[PATCHv2 pci-next 2/2] PCI/AER: Rate limit the reporting of the correctable errors

Sat Apr 8 05:46:45 AEST 2023

On Fri, Apr 07, 2023 at 11:53:27AM -0700, Grant Grundler wrote:
> On Thu, Apr 6, 2023 at 12:50 PM Bjorn Helgaas <helgaas at kernel.org> wrote:
> > On Fri, Mar 17, 2023 at 10:51:09AM -0700, Grant Grundler wrote:
> > > From: Rajat Khandelwal <rajat.khandelwal at linux.intel.com>
> > >
> > > There are many instances where correctable errors tend to inundate
> > > the message buffer. We observe such instances during thunderbolt PCIe
> > > tunneling.
> ...

> > >               if (info->severity == AER_CORRECTABLE)
> > > -                     pci_info(dev, "   [%2d] %-22s%s\n", i, errmsg,
> > > -                             info->first_error == i ? " (First)" : "");
> > > +                     pci_info_ratelimited(dev, "   [%2d] %-22s%s\n", i, errmsg,
> > > +                                          info->first_error == i ? " (First)" : "");
> >
> > I don't think this is going to reliably work the way we want.  We have
> > a bunch of pci_info_ratelimited() calls, and each caller has its own
> > ratelimit_state data.  Unless we call pci_info_ratelimited() exactly
> > the same number of times for each error, the ratelimit counters will
> > get out of sync and we'll end up printing fragments from error A mixed
> > with fragments from error B.
> 
> Ok - what I'm reading between the lines here is the output should be
> emitted in one step, not multiple pci_info_ratelimited() calls. if the
> code built an output string (using sprintnf()), and then called
> pci_info_ratelimited() exactly once at the bottom, would that be
> sufficient?
>
> > I think we need to explicitly manage the ratelimiting ourselves,
> > similar to print_hmi_event_info() or print_extlog_rcd().  Then we can
> > have a *single* ratelimit_state, and we can check it once to determine
> > whether to log this correctable error.
> 
> Is the rate limiting per call location or per device? From above, I
> understood rate limiting is "per call location".  If the code only
> has one call location, it should achieve the same goal, right?
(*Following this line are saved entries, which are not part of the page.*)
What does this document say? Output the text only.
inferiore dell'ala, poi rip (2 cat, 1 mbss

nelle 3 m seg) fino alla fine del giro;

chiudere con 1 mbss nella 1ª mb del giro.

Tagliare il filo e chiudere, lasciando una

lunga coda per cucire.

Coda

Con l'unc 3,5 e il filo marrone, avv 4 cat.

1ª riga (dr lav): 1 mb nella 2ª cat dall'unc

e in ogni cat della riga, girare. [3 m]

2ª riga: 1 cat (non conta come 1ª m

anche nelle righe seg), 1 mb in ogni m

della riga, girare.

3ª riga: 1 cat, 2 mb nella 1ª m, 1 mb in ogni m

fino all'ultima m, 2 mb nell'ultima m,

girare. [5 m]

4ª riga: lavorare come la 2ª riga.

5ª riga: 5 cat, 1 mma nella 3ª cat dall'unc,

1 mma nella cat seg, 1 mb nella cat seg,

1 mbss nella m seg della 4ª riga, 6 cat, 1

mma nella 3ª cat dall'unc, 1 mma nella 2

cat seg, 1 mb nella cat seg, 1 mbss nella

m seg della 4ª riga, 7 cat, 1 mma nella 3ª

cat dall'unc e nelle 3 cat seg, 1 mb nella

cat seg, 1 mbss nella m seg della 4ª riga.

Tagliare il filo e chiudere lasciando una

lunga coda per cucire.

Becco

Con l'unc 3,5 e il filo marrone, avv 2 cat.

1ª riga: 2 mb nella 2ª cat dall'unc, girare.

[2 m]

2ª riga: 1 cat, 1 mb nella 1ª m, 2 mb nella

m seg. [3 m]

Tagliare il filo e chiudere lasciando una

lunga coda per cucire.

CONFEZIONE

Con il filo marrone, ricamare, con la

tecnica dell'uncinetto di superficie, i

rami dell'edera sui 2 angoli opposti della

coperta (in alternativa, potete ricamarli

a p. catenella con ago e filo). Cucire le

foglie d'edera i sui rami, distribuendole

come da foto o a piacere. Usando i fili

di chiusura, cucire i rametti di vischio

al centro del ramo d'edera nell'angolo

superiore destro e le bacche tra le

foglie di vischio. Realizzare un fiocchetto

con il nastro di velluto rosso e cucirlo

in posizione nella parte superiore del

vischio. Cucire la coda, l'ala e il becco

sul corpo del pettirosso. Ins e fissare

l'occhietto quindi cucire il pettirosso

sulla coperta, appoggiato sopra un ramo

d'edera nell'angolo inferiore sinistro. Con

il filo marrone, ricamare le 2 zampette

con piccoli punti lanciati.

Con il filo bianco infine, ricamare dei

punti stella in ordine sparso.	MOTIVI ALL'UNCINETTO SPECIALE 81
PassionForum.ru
Rate-limiting is per call location, so yes, if we only have one call
location, that would solve it.  It would also have the nice property
that all the output would be atomic so it wouldn't get mixed with
other stuff, and it might encourage us to be a little less wordy in
the output.

But I don't think we need output in a single step; we just need a
single instance of ratelimit_state (or one for CPER path and another
for native AER path), and that can control all the output for a single
error.  E.g., print_hmi_event_info() looks like this:

  static void print_hmi_event_info(...)
  {
    static DEFINE_RATELIMIT_STATE(rs, ...);

    if (__ratelimit(&rs)) {
      printk("%s%s Hypervisor Maintenance interrupt ...");
      printk("%s Error detail: %s\n", ...);
      printk("%s      HMER: %016llx\n", ...);
    }
  }

I think it's nice that the struct ratelimit_state is explicit and
there's no danger of breaking it when adding another printk later.

It *could* be per pci_dev, too, but I suspect it's not worth spending
40ish bytes per device for the ratelimit data.

Bjorn